La présentation des estimations d’emploi de l’EPA est toujours frustrante. La grande variabilité des données, jumelée à l’instabilité de la saisonnalité qui rend les données désaisonnalisées moins fiables, représente toujours un défi quand vient le temps de les interpréter. Cela dit, l’exercice que j’ai fait dans ce billet ne me semble pas inutile. Il a d’une part permis de constater que la plus grande partie de la baisse de l’écart du taux d’emploi entre les hommes et les femmes date en fait de sept à huit ans. Il a d’autre part confirmé que la hausse de cet écart depuis l’élection des libéraux est difficilement explicable par d’autres facteurs que par les mesures qu’ils ont adoptées depuis qu’ils sont au pouvoir. Cela dit, comme ces mesures n’ont pas encore été toutes implantées, on pourra voir dans les prochains mois si la tendance à l’augmentation de l’écart du taux d’emploi entre les hommes et les femmes se poursuivra, ou si la baisse de cet écart en février et en mars 2016 marque la fin de ce revirement de tendance. À suivre!

One Comment leave one →
  1. Robert Lachance permalink
    19 avril 2016 5 h 54 min

    Judicieuse parenthèse,

    « (et la diminution de celle de filles âgées de 14 ans et moins); »

    Ça rend opportun le souci d’un projet de pays orienté décroissance de la population comme alternative à celui d’un projet de province à immigration massive.

    Si j’avais comme le Québec des actifs investis à long terme, ça m’inquièterait à moins de penser contrairement à Jacques Henripin que l’immigration règlera tout.

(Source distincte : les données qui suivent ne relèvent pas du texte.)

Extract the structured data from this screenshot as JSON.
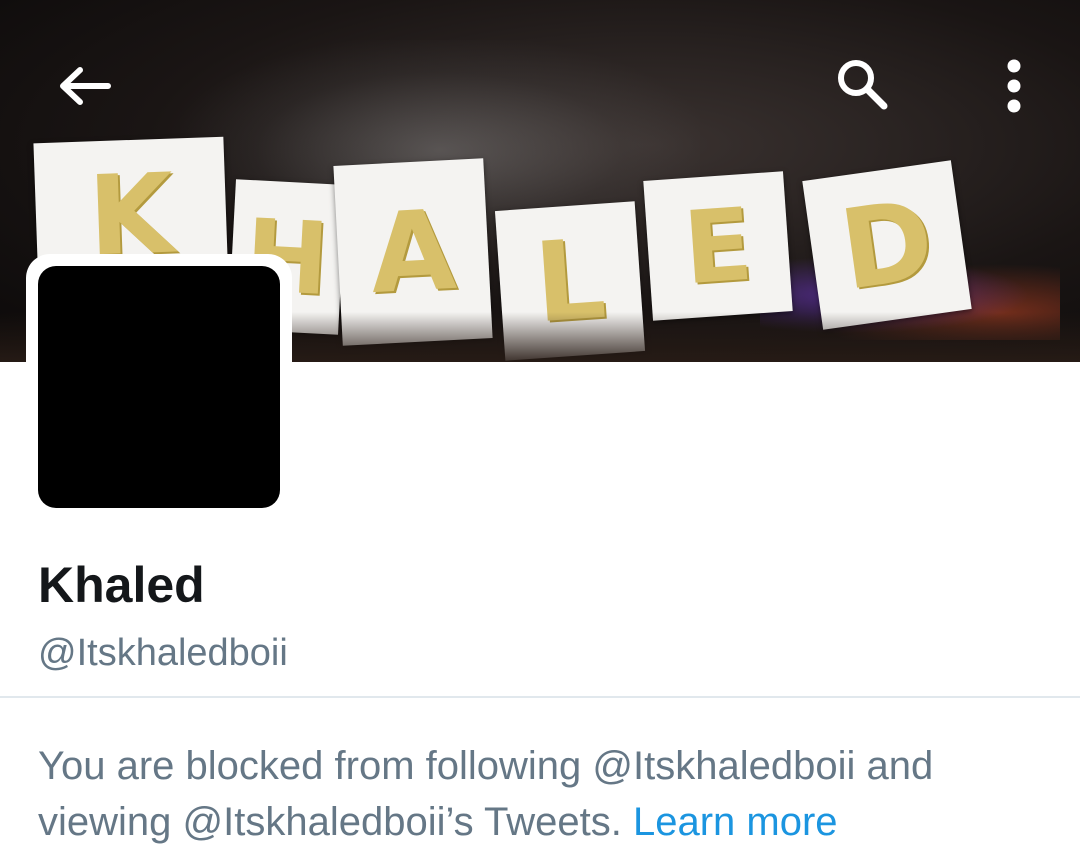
{
  "header": {
    "banner_image": "Khaled party banner",
    "banner_letters": [
      "K",
      "H",
      "A",
      "L",
      "E",
      "D"
    ],
    "back_icon": "arrow-left-icon",
    "search_icon": "search-icon",
    "menu_icon": "more-vertical-icon"
  },
  "profile": {
    "name": "Khaled",
    "handle": "@Itskhaledboii"
  },
  "blocked": {
    "message": "You are blocked from following @Itskhaledboii and viewing @Itskhaledboii’s Tweets.",
    "learn_more": "Learn more"
  },
  "colors": {
    "text_primary": "#14171a",
    "text_secondary": "#657786",
    "link": "#1b95e0",
    "divider": "#e1e8ed"
  }
}
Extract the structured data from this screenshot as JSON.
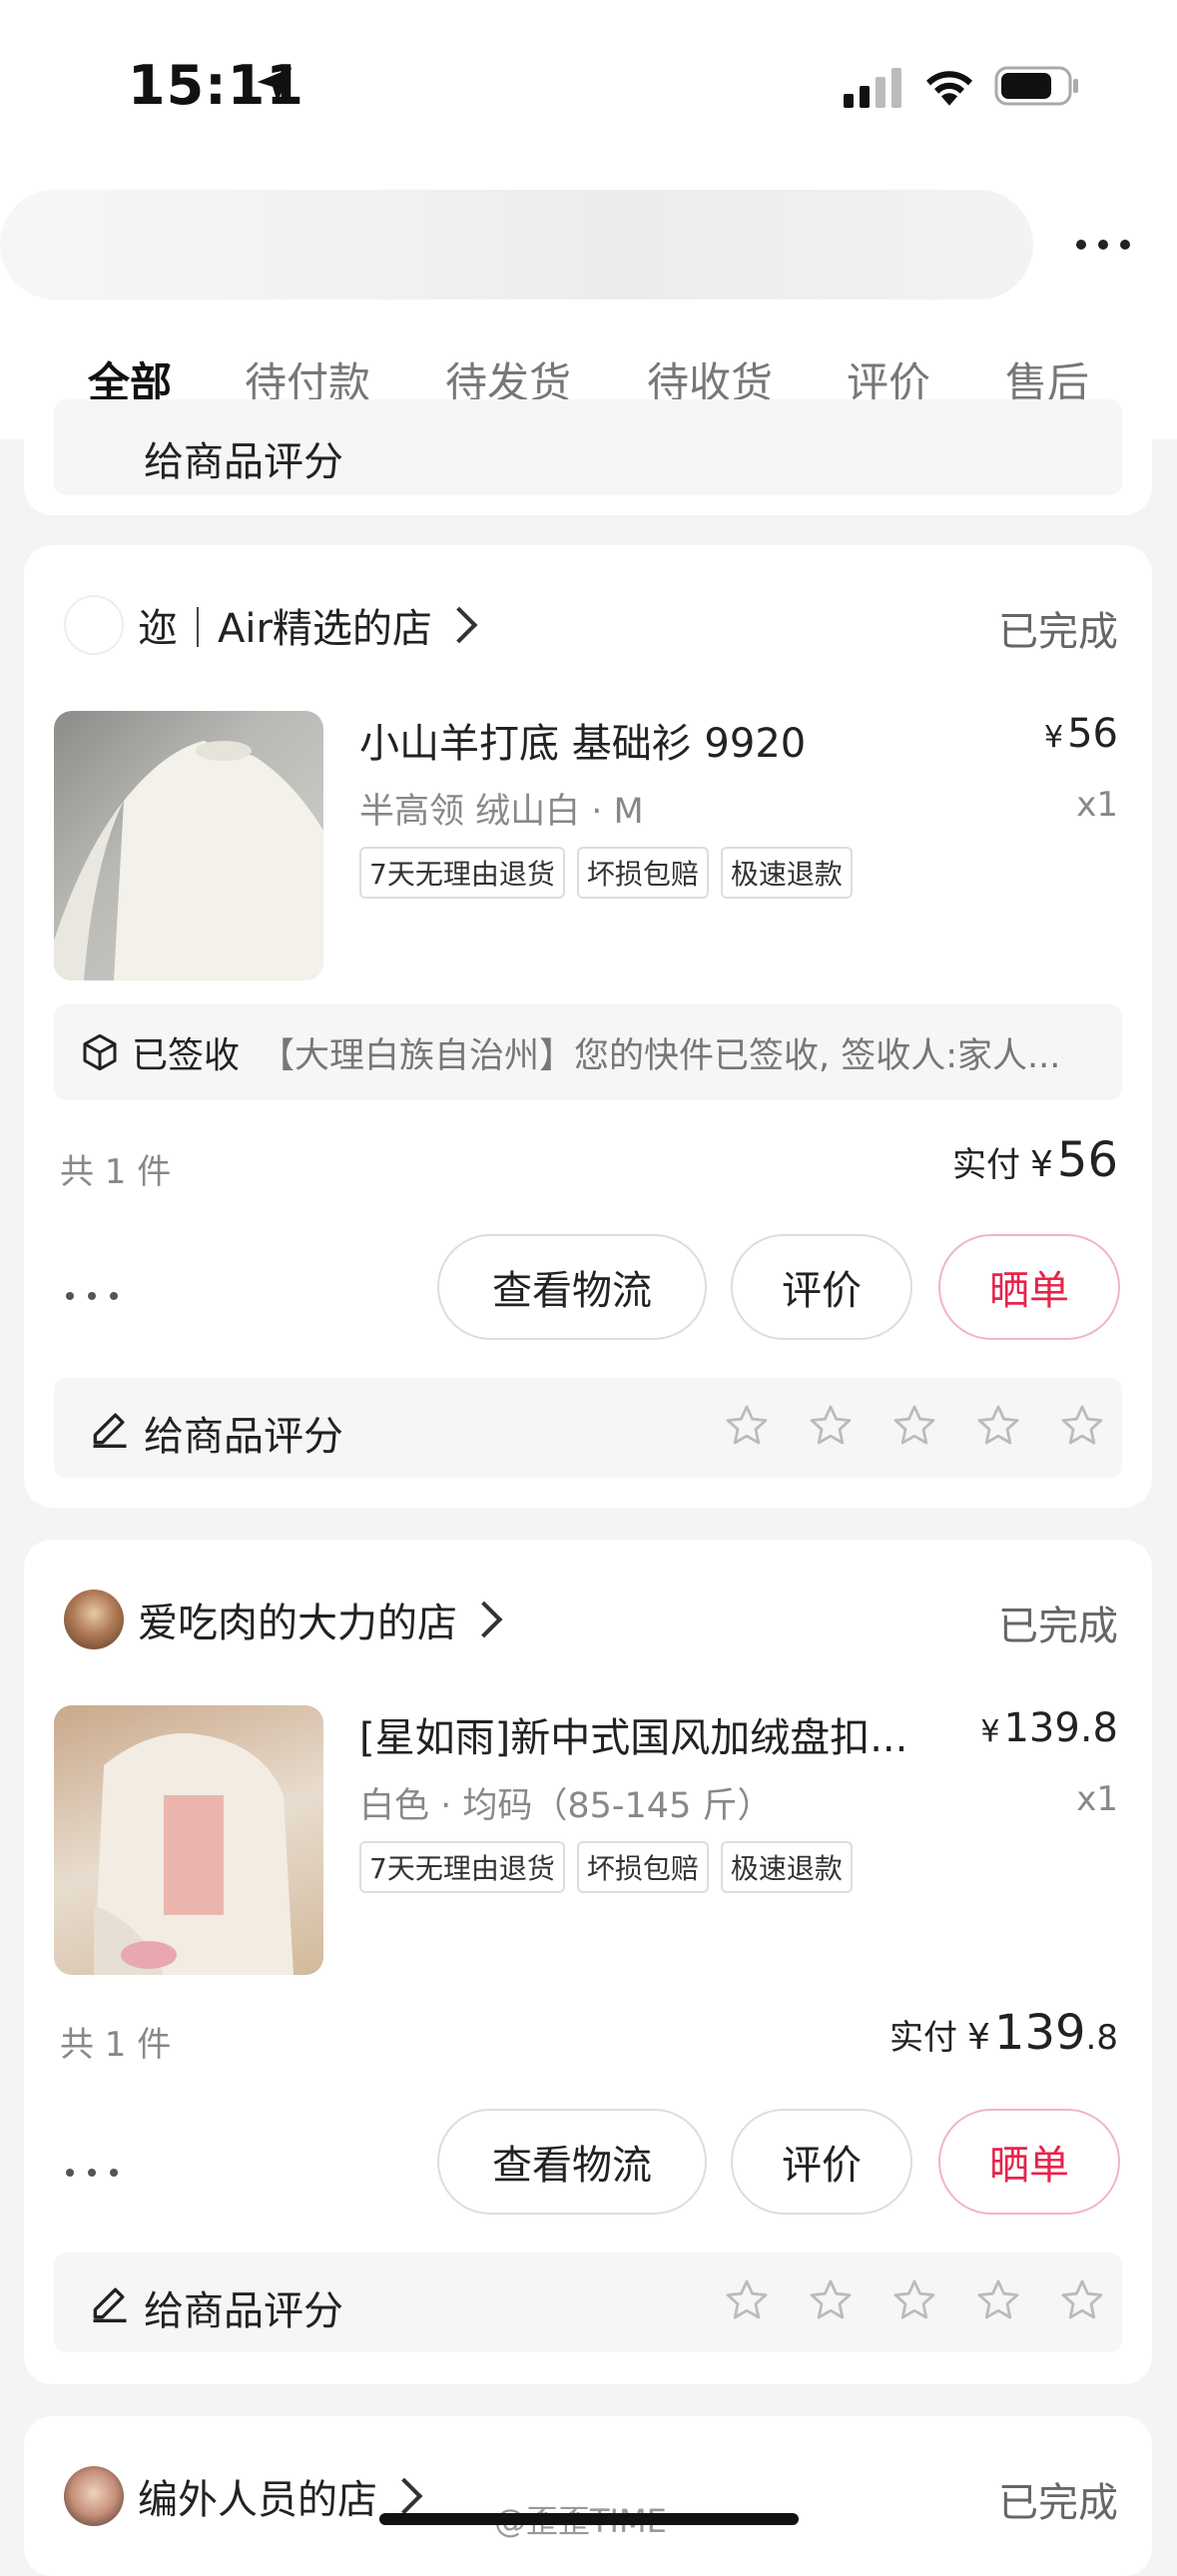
{
  "status_bar": {
    "time": "15:11"
  },
  "tabs": [
    "全部",
    "待付款",
    "待发货",
    "待收货",
    "评价",
    "售后"
  ],
  "partial_card": {
    "rate_label": "给商品评分"
  },
  "orders": [
    {
      "shop_name": "迩｜Air精选的店",
      "status": "已完成",
      "product_title": "小山羊打底 基础衫 9920",
      "price_currency": "¥",
      "price": "56",
      "spec": "半高领 绒山白 · M",
      "qty": "x1",
      "tags": [
        "7天无理由退货",
        "坏损包赔",
        "极速退款"
      ],
      "logistics_status": "已签收",
      "logistics_text": "【大理白族自治州】您的快件已签收, 签收人:家人...",
      "count": "共 1 件",
      "paid_label": "实付",
      "paid_currency": "¥",
      "paid_int": "56",
      "paid_dec": "",
      "buttons": {
        "logistics": "查看物流",
        "review": "评价",
        "share": "晒单"
      },
      "rate_label": "给商品评分"
    },
    {
      "shop_name": "爱吃肉的大力的店",
      "status": "已完成",
      "product_title": "[星如雨]新中式国风加绒盘扣...",
      "price_currency": "¥",
      "price": "139.8",
      "spec": "白色 · 均码（85-145 斤）",
      "qty": "x1",
      "tags": [
        "7天无理由退货",
        "坏损包赔",
        "极速退款"
      ],
      "count": "共 1 件",
      "paid_label": "实付",
      "paid_currency": "¥",
      "paid_int": "139",
      "paid_dec": ".8",
      "buttons": {
        "logistics": "查看物流",
        "review": "评价",
        "share": "晒单"
      },
      "rate_label": "给商品评分"
    },
    {
      "shop_name": "编外人员的店",
      "status": "已完成"
    }
  ],
  "watermark": "@歪歪TIME",
  "colors": {
    "accent": "#e8234a",
    "bg": "#f4f4f4"
  }
}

    « Les immigrés sont certes un enrichissement; ils ne sont cependant pas des substituts aux naissances. Au bout du compte, une société n’est plus seulement enrichie par les apports nouveaux; elle est remplacée par un échantillon des sociétés de la terre. Et l’on ne peut deviner par quelles luttes certains groupes ethniques ou linguistiques domineront les autres. Il est peut-être plus sage de faire ses enfants soi-même. mais il y faudra une contribution de la société beaucoup plus importante que par le passé. » Jacques Henripin, Souvenirs et réflexions d’un ronchon, 1998.